What is the most dangerous city in the Philippines?
Cities with the highest crime volume
|Rank||City||Total no. of crimes (2018)|
|2||City of Manila||21,386|
How much money do I need to live comfortably in the Philippines?
Cost of Living in the Philippines
The Philippines has a generally low cost of living. International Living reports that you could comfortably live on $800 to $1200 a month, covering housing, utilities, food, healthcare and taxes. If you live on $800 a month, your $100,000 can spread out to about ten and a half years.
What happens if I overstay in the Philippines?
You are considered to have overstayed if you have exceeded the maximum number of days your visa allows. In the worst-case scenario, offenders will be deported and never allowed back into the country again. … Nationals of most countries can stay for between 30 and 59 days in the Philippines without a visa.

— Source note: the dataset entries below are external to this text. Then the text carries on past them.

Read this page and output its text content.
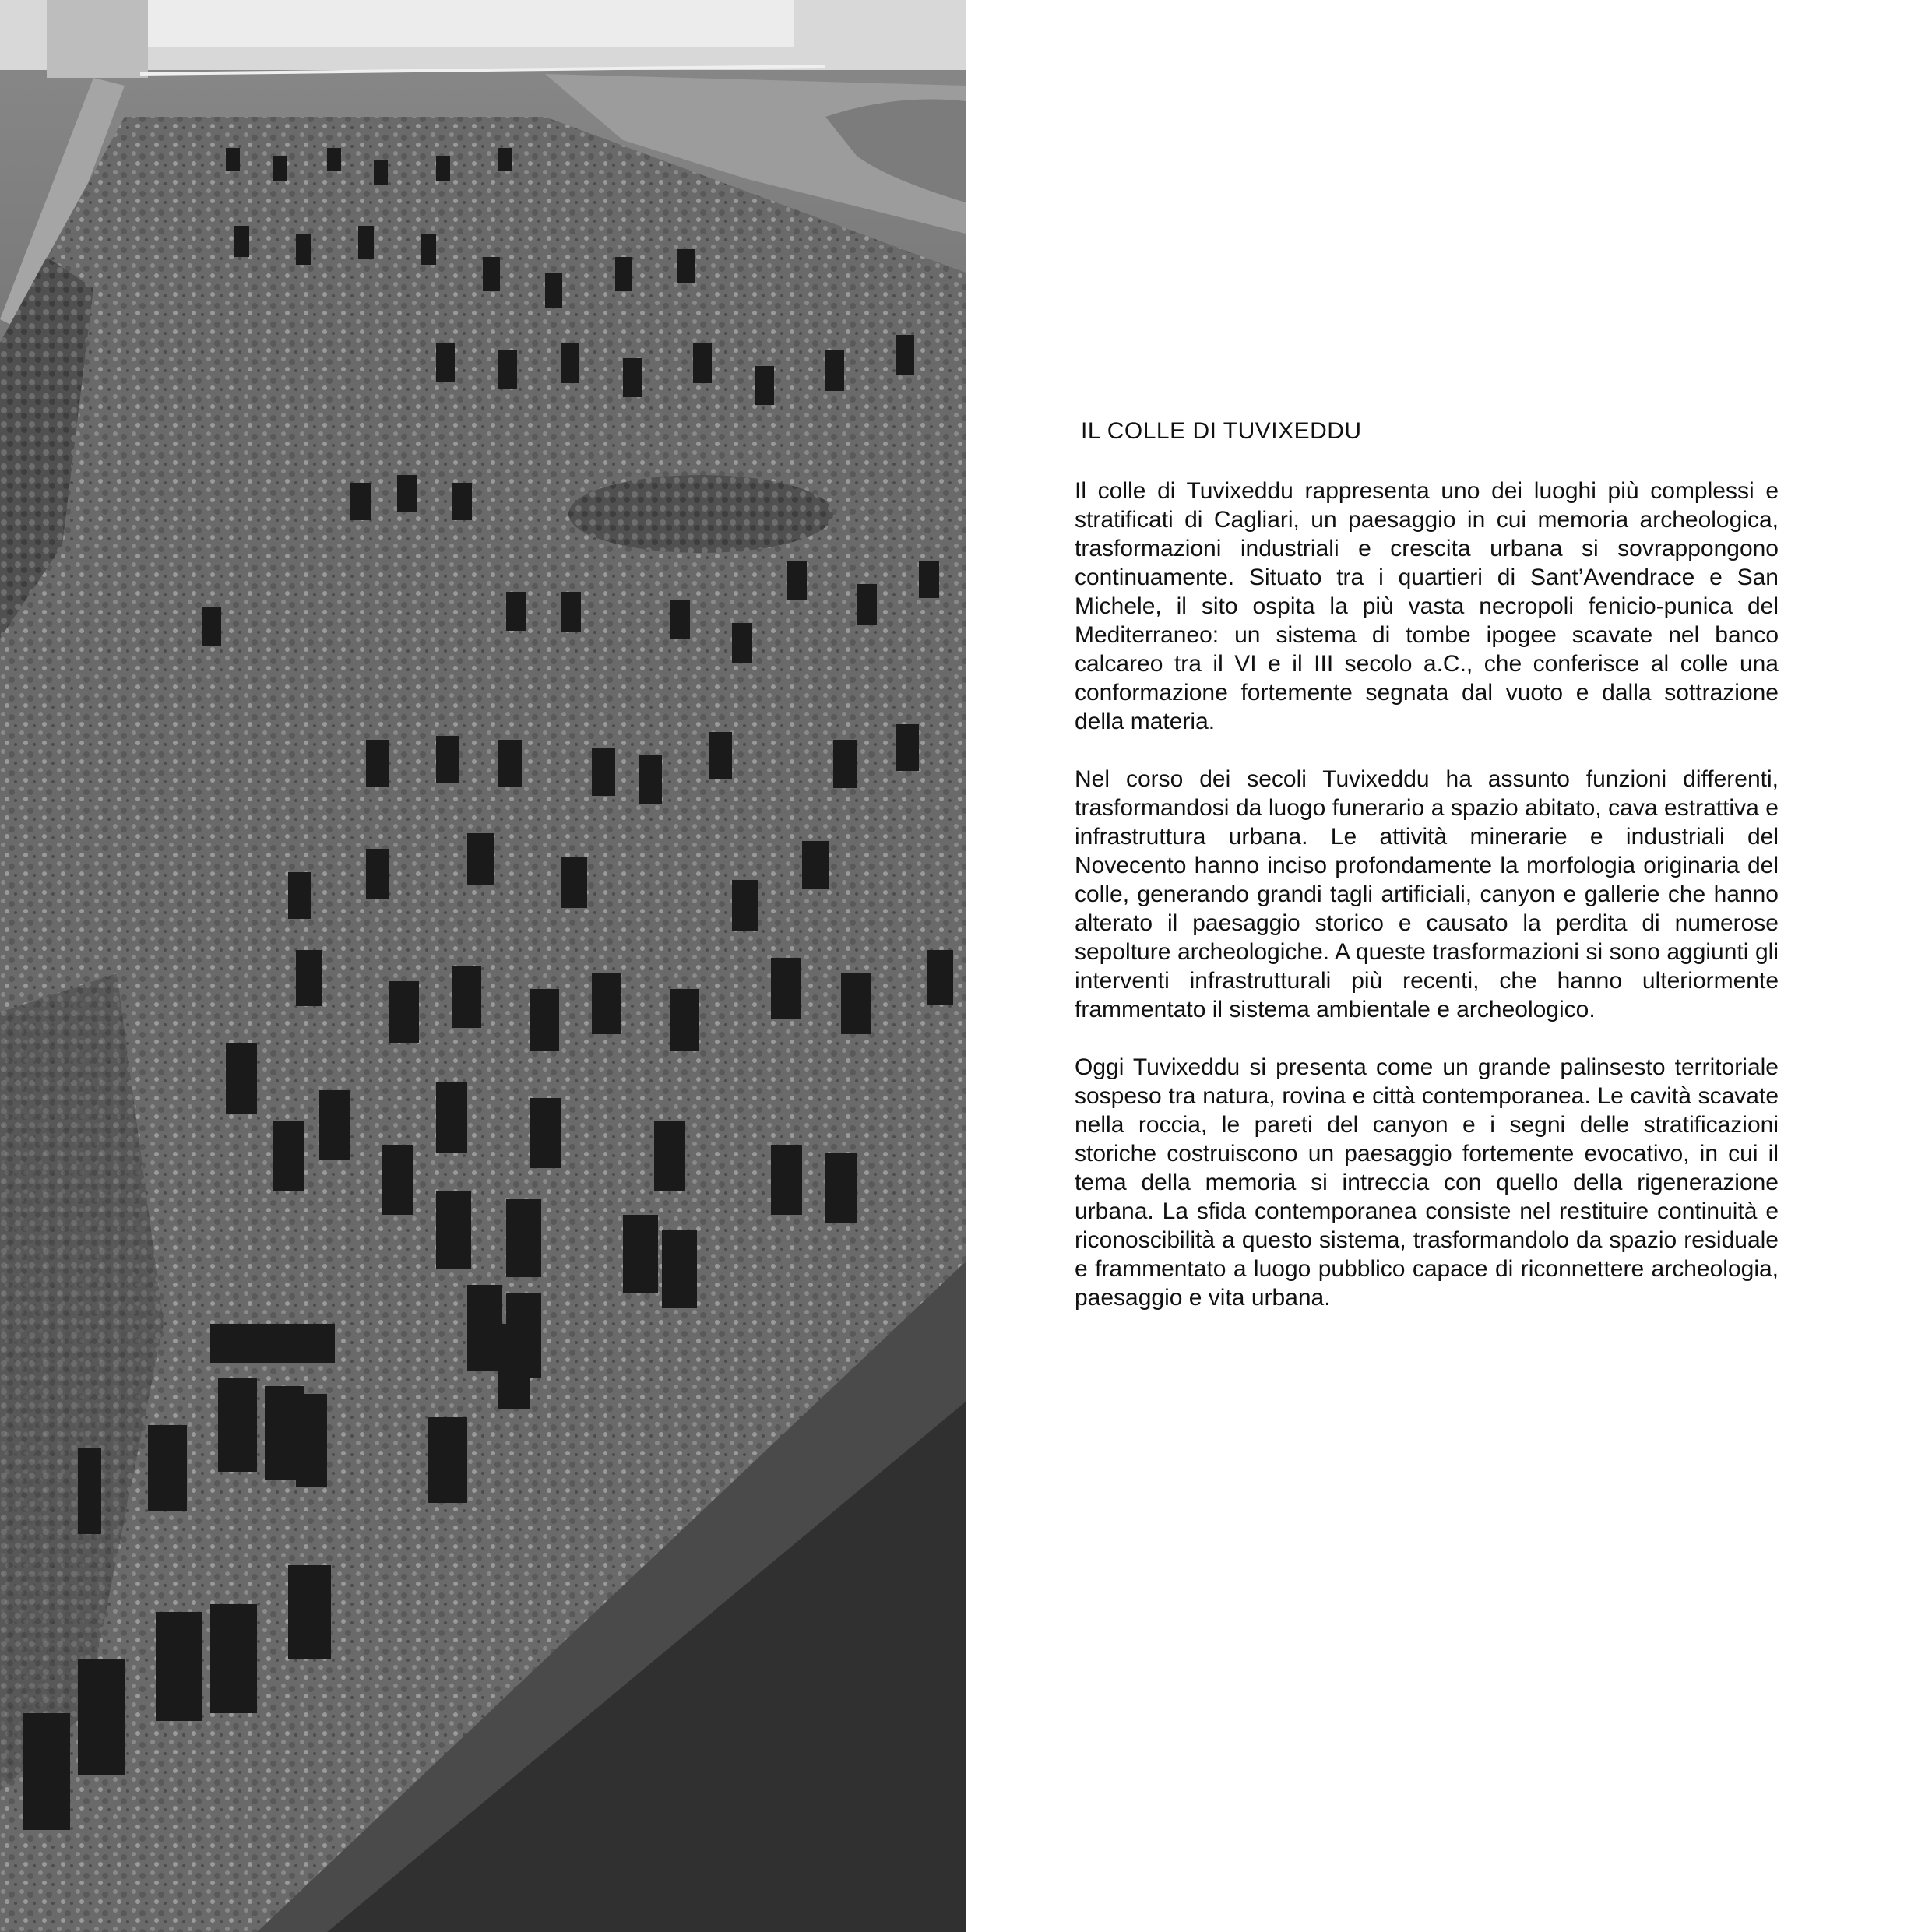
IL COLLE DI TUVIXEDDU

Il colle di Tuvixeddu rappresenta uno dei luoghi più complessi e stratificati di Cagliari, un paesaggio in cui memoria archeologica, trasformazioni industriali e crescita urbana si sovrappongono continuamente. Situato tra i quartieri di Sant’Avendrace e San Michele, il sito ospita la più vasta necropoli fenicio-punica del Mediterraneo: un sistema di tombe ipogee scavate nel banco calcareo tra il VI e il III secolo a.C., che conferisce al colle una conformazione fortemente segnata dal vuoto e dalla sottrazione della materia.

Nel corso dei secoli Tuvixeddu ha assunto funzioni differenti, trasformandosi da luogo funerario a spazio abitato, cava estrattiva e infrastruttura urbana. Le attività minerarie e industriali del Novecento hanno inciso profondamente la morfologia originaria del colle, generando grandi tagli artificiali, canyon e gallerie che hanno alterato il paesaggio storico e causato la perdita di numerose sepolture archeologiche. A queste trasformazioni si sono aggiunti gli interventi infrastrutturali più recenti, che hanno ulteriormente frammentato il sistema ambientale e archeologico.

Oggi Tuvixeddu si presenta come un grande palinsesto territoriale sospeso tra natura, rovina e città contemporanea. Le cavità scavate nella roccia, le pareti del canyon e i segni delle stratificazioni storiche costruiscono un paesaggio fortemente evocativo, in cui il tema della memoria si intreccia con quello della rigenerazione urbana. La sfida contemporanea consiste nel restituire continuità e riconoscibilità a questo sistema, trasformandolo da spazio residuale e frammentato a luogo pubblico capace di riconnettere archeologia, paesaggio e vita urbana.
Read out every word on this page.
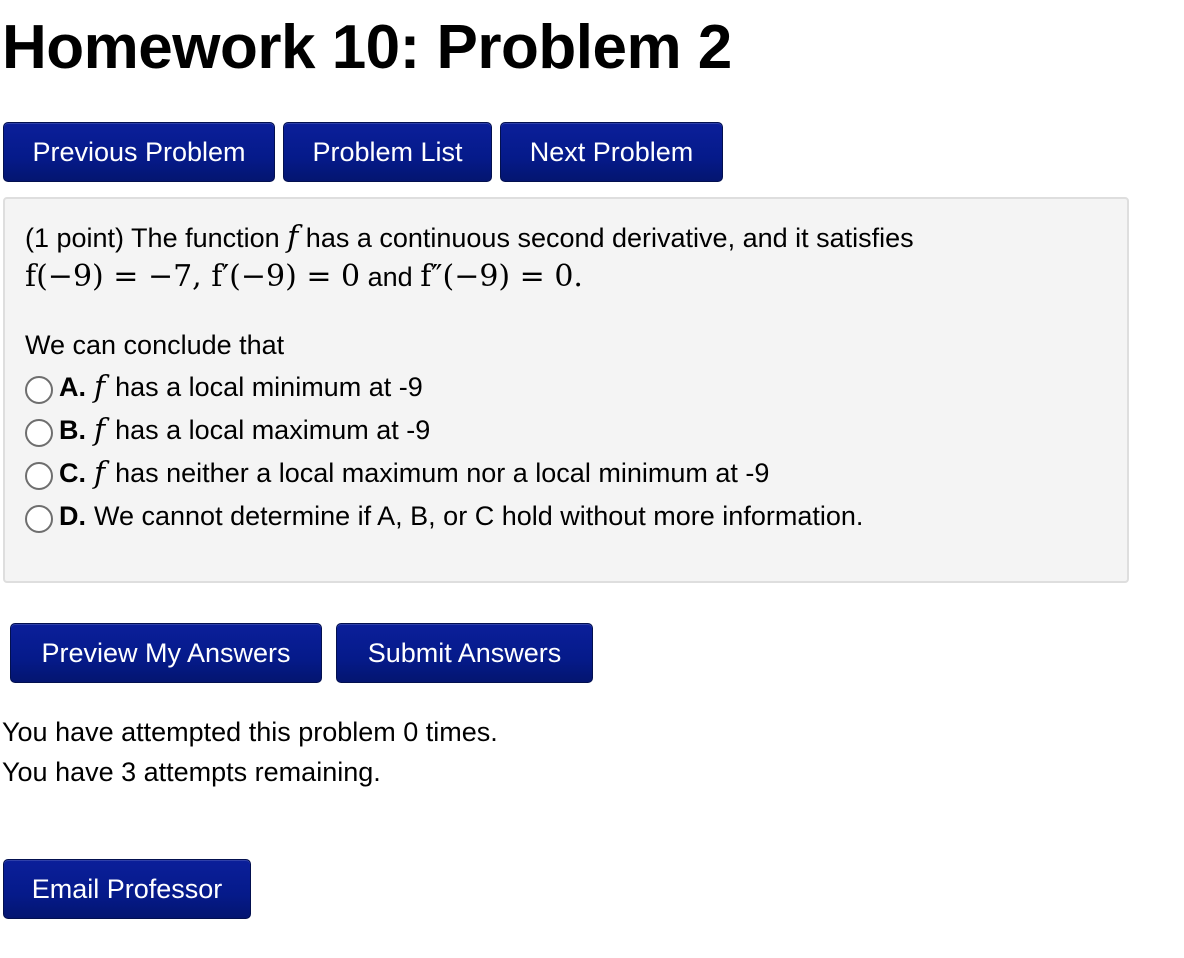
Homework 10: Problem 2
Previous Problem	Problem List	Next Problem
(1 point) The function f has a continuous second derivative, and it satisfies
f(−9) = −7, f′(−9) = 0 and f″(−9) = 0.
We can conclude that
A. f has a local minimum at -9
B. f has a local maximum at -9
C. f has neither a local maximum nor a local minimum at -9
D. We cannot determine if A, B, or C hold without more information.
Preview My Answers	Submit Answers
You have attempted this problem 0 times.
You have 3 attempts remaining.
Email Professor
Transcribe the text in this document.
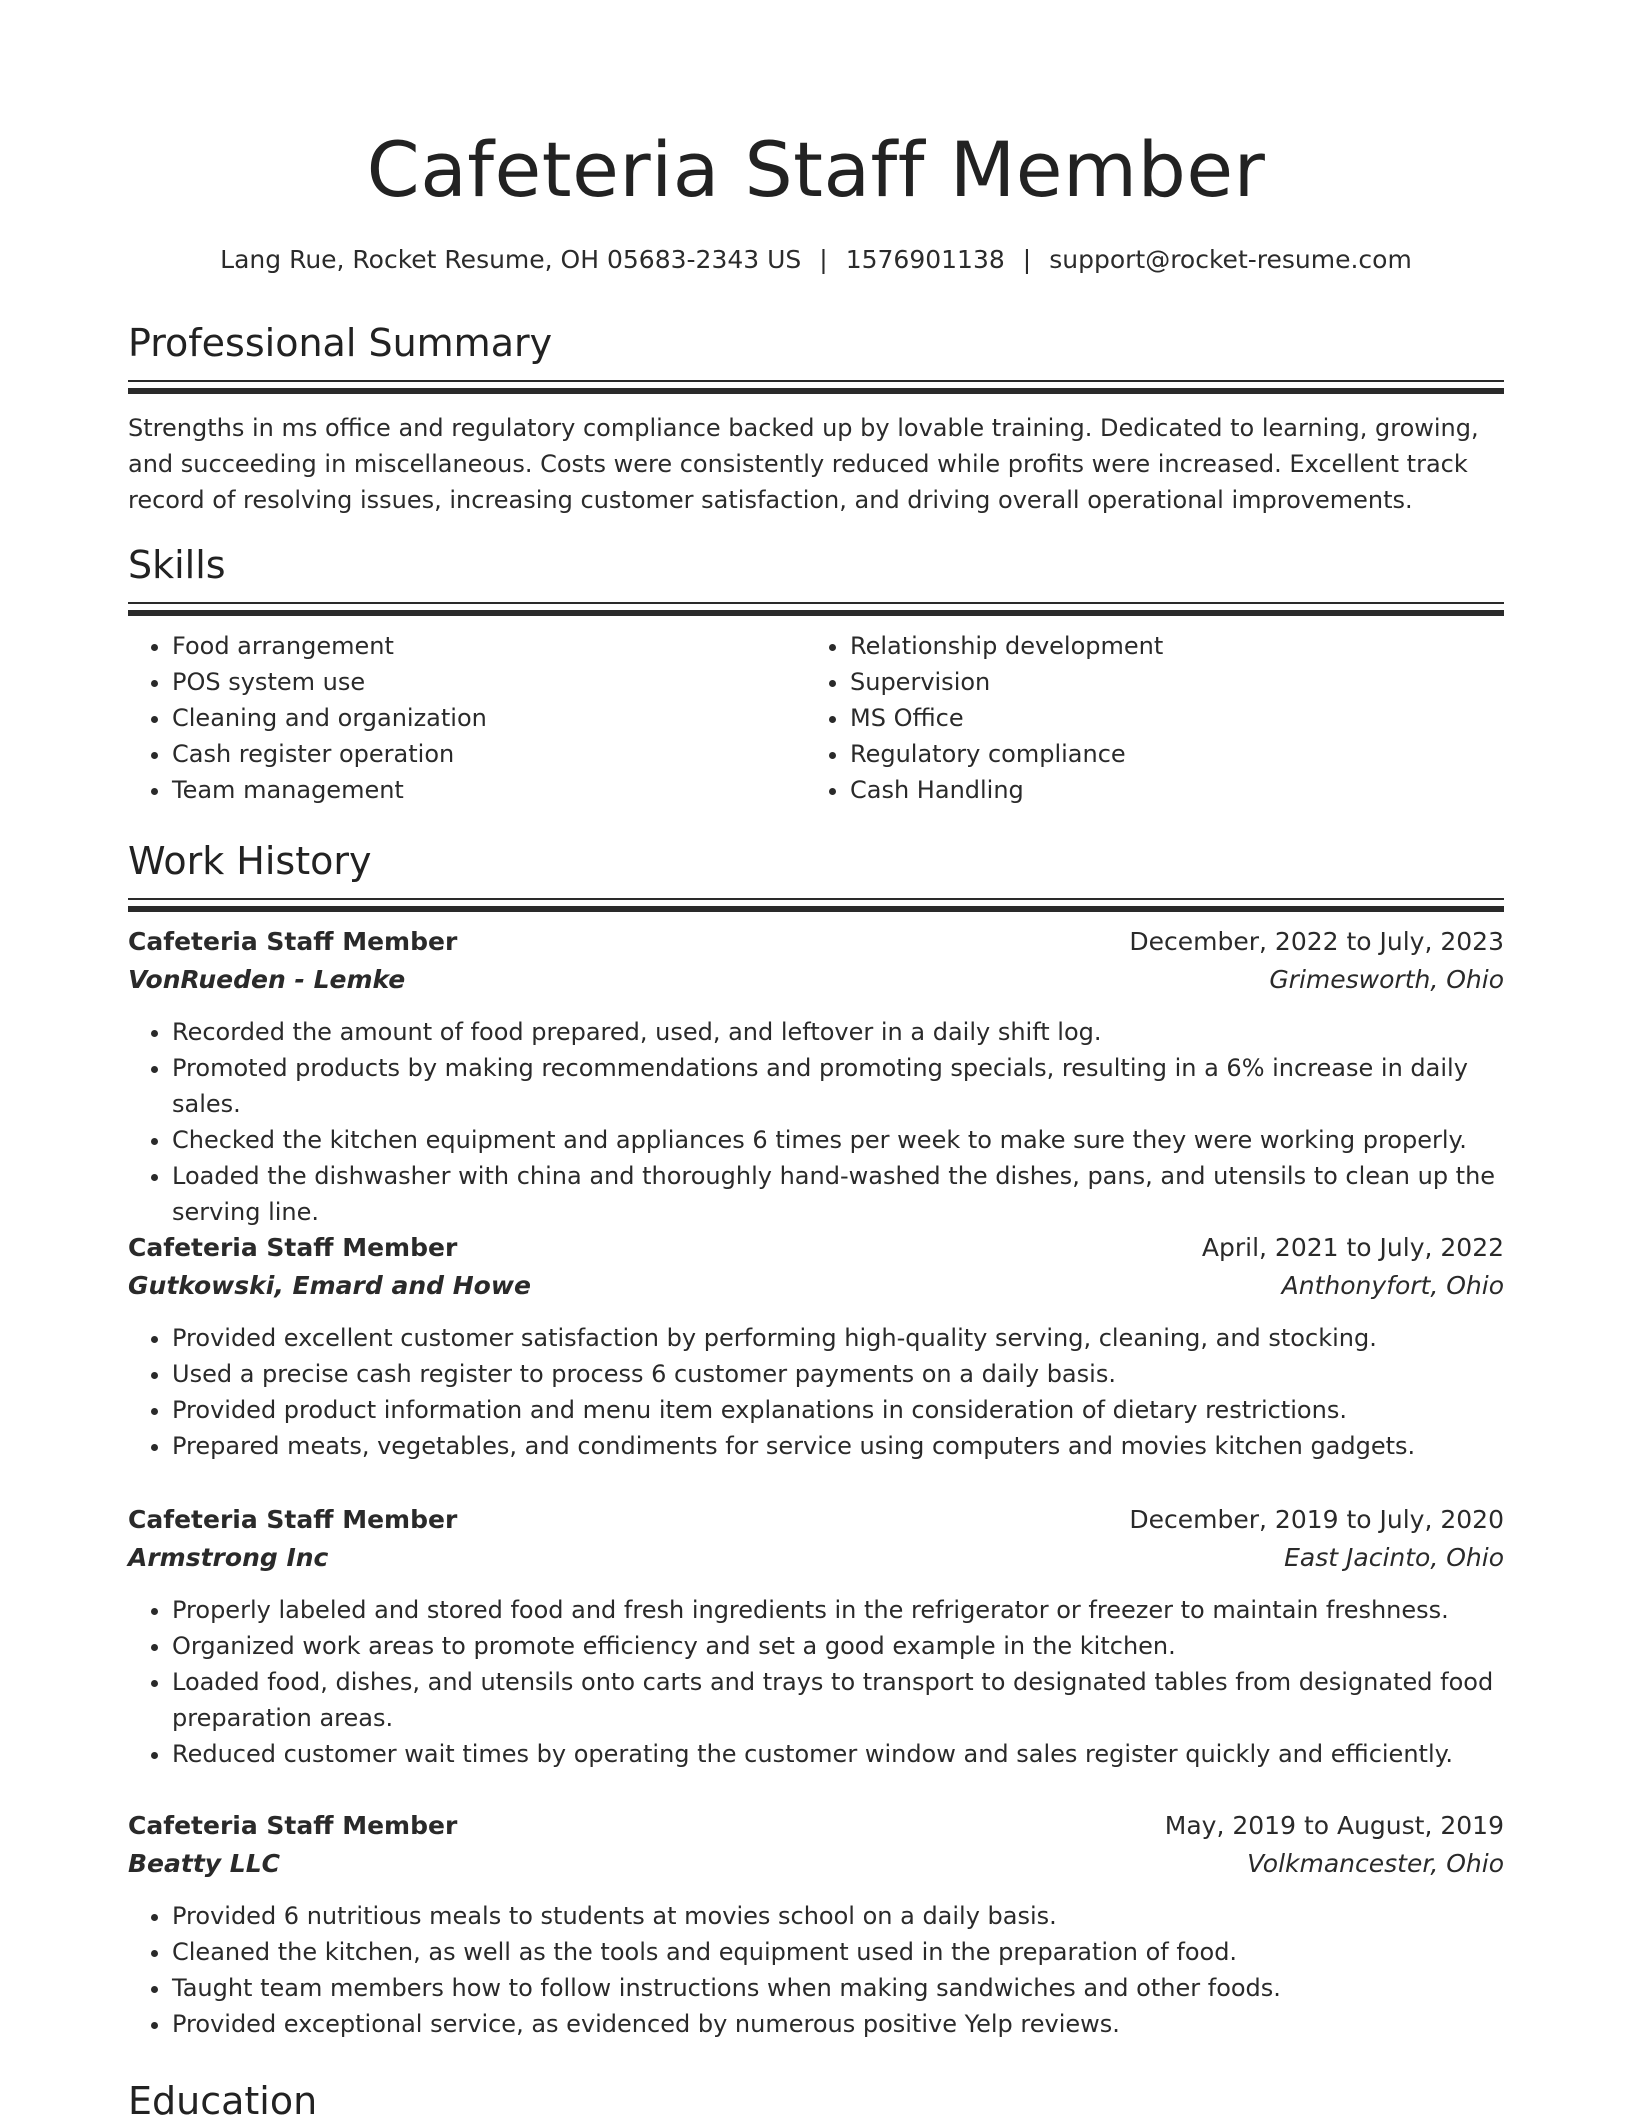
Cafeteria Staff Member
Lang Rue, Rocket Resume, OH 05683-2343 US | 1576901138 | support@rocket-resume.com
Professional Summary

Strengths in ms office and regulatory compliance backed up by lovable training. Dedicated to learning, growing, and succeeding in miscellaneous. Costs were consistently reduced while profits were increased. Excellent track record of resolving issues, increasing customer satisfaction, and driving overall operational improvements.

Skills
• Food arrangement
• POS system use
• Cleaning and organization
• Cash register operation
• Team management
• Relationship development
• Supervision
• MS Office
• Regulatory compliance
• Cash Handling
Work History
Cafeteria Staff Member	December, 2022 to July, 2023
VonRueden - Lemke	Grimesworth, Ohio
• Recorded the amount of food prepared, used, and leftover in a daily shift log.
• Promoted products by making recommendations and promoting specials, resulting in a 6% increase in daily sales.
• Checked the kitchen equipment and appliances 6 times per week to make sure they were working properly.
• Loaded the dishwasher with china and thoroughly hand-washed the dishes, pans, and utensils to clean up the serving line.
Cafeteria Staff Member	April, 2021 to July, 2022
Gutkowski, Emard and Howe	Anthonyfort, Ohio
• Provided excellent customer satisfaction by performing high-quality serving, cleaning, and stocking.
• Used a precise cash register to process 6 customer payments on a daily basis.
• Provided product information and menu item explanations in consideration of dietary restrictions.
• Prepared meats, vegetables, and condiments for service using computers and movies kitchen gadgets.
Cafeteria Staff Member	December, 2019 to July, 2020
Armstrong Inc	East Jacinto, Ohio
• Properly labeled and stored food and fresh ingredients in the refrigerator or freezer to maintain freshness.
• Organized work areas to promote efficiency and set a good example in the kitchen.
• Loaded food, dishes, and utensils onto carts and trays to transport to designated tables from designated food preparation areas.
• Reduced customer wait times by operating the customer window and sales register quickly and efficiently.
Cafeteria Staff Member	May, 2019 to August, 2019
Beatty LLC	Volkmancester, Ohio
• Provided 6 nutritious meals to students at movies school on a daily basis.
• Cleaned the kitchen, as well as the tools and equipment used in the preparation of food.
• Taught team members how to follow instructions when making sandwiches and other foods.
• Provided exceptional service, as evidenced by numerous positive Yelp reviews.
Education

Can a dual citizen buy property in the Philippines?
Dual Citizens of the Philippines under Philippine Republic Act 9225 can own land in the Philippines without restrictions similar to foreigners or former natural-born Filipinos.
What are requirements for dual citizenship?
Acquiring Dual Citizenship
Being born in the United States to immigrant parents. Being born outside the United States to one parent who is a U.S. citizen, and another parent who is a citizen of another country. Becoming a naturalized U.S. citizen while maintaining citizenship in another country.
Can a dual citizen buy land in the Philippines?
Former natural-born Filipinos who are now naturalized citizens of another country can buy and register, under their own name, land in the Philippines (but with limitations in land area). However, those who avail of the Dual Citizenship Law in the Philippines can buy as much as any other Filipino citizen.